Pour les objectifs, comme je le dis dans l’article, faire des universités françaises des universités élitistes qui n’attirent que des nantis ne doit pas être un objectif. Il doit y avoir dans chaque université des pôles d’excellence pour ceux qui veulent aller très loin, gagner des médailles Fields et Nobel, etc. Mais il doit aussi y avoir des filières pour ceux qui veulent simplement une formation professionalisante. Je finirais par dire qu’en ce qui concerne le management, les universités auront beaucoup de mal à rivaliser avec les grandes écoles, mais pourquoi pas rapprocher ces mêmes grandes écoles de leurs universités dans les régions (à Paris, je pense que c’est impossible pour les plus prestigieuses qui ont une identité et une reconnaissance propre). Pour couronner le tout, je pense évidemment que cet enseignement, qu’il soit d’élite ou professionalisant, doit être gratuit pour tout, ce qui sera une force par rapport aux universités étrangères.
12 septembre 2011
CGpointSans revenir sur le fond (si les universités américaines regroupent toutes les disciplines, elles les proposent aussi à chaque étudiant quel que soit son cursus — en France, les cursus sont spécialisés, voire imperméables), je trouve cet article très parisien.
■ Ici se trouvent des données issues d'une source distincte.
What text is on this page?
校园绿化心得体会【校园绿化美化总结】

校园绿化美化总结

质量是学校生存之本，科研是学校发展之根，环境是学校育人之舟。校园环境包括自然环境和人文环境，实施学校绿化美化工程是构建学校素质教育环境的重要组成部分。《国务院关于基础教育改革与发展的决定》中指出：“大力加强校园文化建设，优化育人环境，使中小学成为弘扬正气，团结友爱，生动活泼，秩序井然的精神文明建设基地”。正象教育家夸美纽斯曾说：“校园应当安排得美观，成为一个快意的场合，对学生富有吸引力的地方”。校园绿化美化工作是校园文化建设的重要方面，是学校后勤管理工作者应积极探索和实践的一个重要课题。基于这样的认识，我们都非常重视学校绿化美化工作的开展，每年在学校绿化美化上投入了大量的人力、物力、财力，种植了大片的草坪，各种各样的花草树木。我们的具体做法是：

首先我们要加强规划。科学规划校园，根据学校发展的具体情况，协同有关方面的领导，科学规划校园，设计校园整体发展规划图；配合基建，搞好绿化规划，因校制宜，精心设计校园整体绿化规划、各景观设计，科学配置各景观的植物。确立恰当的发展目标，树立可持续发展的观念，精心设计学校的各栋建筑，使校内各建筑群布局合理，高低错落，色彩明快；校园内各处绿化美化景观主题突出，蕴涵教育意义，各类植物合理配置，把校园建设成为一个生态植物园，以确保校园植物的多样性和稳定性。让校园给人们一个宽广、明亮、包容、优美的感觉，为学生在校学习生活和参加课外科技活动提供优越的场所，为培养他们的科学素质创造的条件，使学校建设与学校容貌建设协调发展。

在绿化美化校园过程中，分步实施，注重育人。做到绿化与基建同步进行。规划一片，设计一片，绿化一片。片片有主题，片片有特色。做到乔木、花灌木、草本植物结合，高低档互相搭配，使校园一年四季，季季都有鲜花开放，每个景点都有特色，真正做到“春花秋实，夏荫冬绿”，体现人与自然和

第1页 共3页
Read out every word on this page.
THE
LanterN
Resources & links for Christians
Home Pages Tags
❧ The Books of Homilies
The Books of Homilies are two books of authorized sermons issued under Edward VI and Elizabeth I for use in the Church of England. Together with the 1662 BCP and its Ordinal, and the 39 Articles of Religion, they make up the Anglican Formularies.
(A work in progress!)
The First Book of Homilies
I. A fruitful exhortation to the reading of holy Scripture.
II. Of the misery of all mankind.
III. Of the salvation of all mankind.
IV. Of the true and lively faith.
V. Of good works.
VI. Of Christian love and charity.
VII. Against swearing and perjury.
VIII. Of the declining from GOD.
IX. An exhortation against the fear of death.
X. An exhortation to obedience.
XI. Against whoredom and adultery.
Comme l’a dit Not_pierre, les universités en province tendent à se regrouper (c’est le cas dans ma ville, Bordeaux). Et ne nous faisons pas d’illusion : les écoles qui peuvent être concurrencées par l’université (je pense au commerce, management, et ingénierie scientifique) ne se rapprocheront jamais des universités, parce qu’elles ne le veulent pas. Il n’y a guère que les Instituts d’Etudes Politiques et écoles d’architecture qui le font, parce que l’université propose des spécialistes et des compétences dont elles ont besoin, sans que l’université ne propose de formations équivalentes.